The great cultural fallacy of industrialism, as developed up to the present
time, is that in harnessing machines to our uses it has not known how to avoid
the harnessing of the majority of mankind to its machines.

The telephone girl who lends her capacities, during the greater part of the
living day, to the manipulation of a technical routine that has an eventually
high efficiency value but that answers to no spiritual needs of her own is an
appalling sacrifice to civilisation. As a solution of the problem of culture
she is a failure — the more dismal the greater her natural endowment. As with
the telephone girl, so, it is to be feared, with the great majority of us,
slave-stokers to fires that burn for demons we would destroy, were it not that
they appear in the guise of our benefactors.

The American Indian who solves the economic problem with salmon-spear and
rabbit-snare operates on a relatively low level of civilisation, but he
represents an incomparably higher solution than our telephone girl of the
questions that culture has to ask of economics. There is here no question of
the immediate utility, of the effective directness, of economic effort, nor of
any sentimentalizing regrets as to the passing of the "natural man."

The Indian's salmon-spearing is a culturally higher type of activity than that
of the telephone girl or mill hand simply because there is normally no sense
of spiritual frustration during its prosecution, no feeling of subservience to
tyrannous yet largely inchoate demands, because it works in naturally with all
the rest of the Indian's activities instead of standing out as a desert patch
of merely economic effort in the whole of life.
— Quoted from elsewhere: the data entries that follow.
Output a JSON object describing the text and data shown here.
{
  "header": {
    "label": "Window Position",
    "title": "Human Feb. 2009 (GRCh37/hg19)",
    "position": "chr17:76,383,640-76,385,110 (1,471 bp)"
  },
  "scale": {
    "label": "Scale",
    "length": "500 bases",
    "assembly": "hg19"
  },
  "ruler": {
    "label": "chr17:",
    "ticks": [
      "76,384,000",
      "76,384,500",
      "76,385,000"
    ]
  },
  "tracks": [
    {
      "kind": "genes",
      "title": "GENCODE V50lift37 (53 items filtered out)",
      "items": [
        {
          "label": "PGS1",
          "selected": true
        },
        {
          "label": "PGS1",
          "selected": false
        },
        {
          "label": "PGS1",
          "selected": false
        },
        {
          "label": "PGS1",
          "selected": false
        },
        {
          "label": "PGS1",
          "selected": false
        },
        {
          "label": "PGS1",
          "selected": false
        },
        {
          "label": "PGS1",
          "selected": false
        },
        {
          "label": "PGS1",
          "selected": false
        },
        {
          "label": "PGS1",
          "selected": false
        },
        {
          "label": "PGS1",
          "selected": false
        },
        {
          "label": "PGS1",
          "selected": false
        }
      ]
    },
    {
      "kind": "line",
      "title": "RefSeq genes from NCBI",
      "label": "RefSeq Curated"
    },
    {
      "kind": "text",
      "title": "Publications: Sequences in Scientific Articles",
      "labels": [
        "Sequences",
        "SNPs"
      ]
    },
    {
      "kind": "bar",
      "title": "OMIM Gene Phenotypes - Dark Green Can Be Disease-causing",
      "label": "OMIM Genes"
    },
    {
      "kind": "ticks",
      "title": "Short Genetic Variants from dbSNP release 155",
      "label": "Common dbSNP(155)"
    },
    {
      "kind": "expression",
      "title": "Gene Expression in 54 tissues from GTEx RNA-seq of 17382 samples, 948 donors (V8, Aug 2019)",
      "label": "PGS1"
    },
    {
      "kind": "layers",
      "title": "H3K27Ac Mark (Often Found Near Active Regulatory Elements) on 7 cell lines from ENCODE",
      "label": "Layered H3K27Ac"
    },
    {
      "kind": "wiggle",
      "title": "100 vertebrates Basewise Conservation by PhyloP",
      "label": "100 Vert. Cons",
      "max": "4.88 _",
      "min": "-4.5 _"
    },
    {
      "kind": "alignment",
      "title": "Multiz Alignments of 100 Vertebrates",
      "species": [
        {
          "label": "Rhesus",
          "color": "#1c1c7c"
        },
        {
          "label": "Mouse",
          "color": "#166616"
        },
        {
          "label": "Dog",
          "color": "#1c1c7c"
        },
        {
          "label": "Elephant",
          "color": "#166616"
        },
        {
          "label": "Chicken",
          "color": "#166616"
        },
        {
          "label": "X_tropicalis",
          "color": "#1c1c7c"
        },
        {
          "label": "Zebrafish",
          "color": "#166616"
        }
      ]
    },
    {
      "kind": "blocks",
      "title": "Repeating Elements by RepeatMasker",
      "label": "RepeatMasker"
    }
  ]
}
A genuine culture cannot be defined as a sum of abstractly desirable ends, as
a mechanism. It must be looked upon as a sturdy plant growth, each remotest
leaf and twig of which is organically fed by the sap at the core. And this
growth is not here meant as a metaphor for the group only; it is meant to
apply as well to the individual.

A culture that does not build itself out of the central interests and desires
of its bearers, that works from general ends to the individual, is an external
culture. The word "external," which is so often instinctively chosen to
describe such a culture, is well chosen. The genuine culture is internal, it
works from the individual to ends.

-Edward Sapir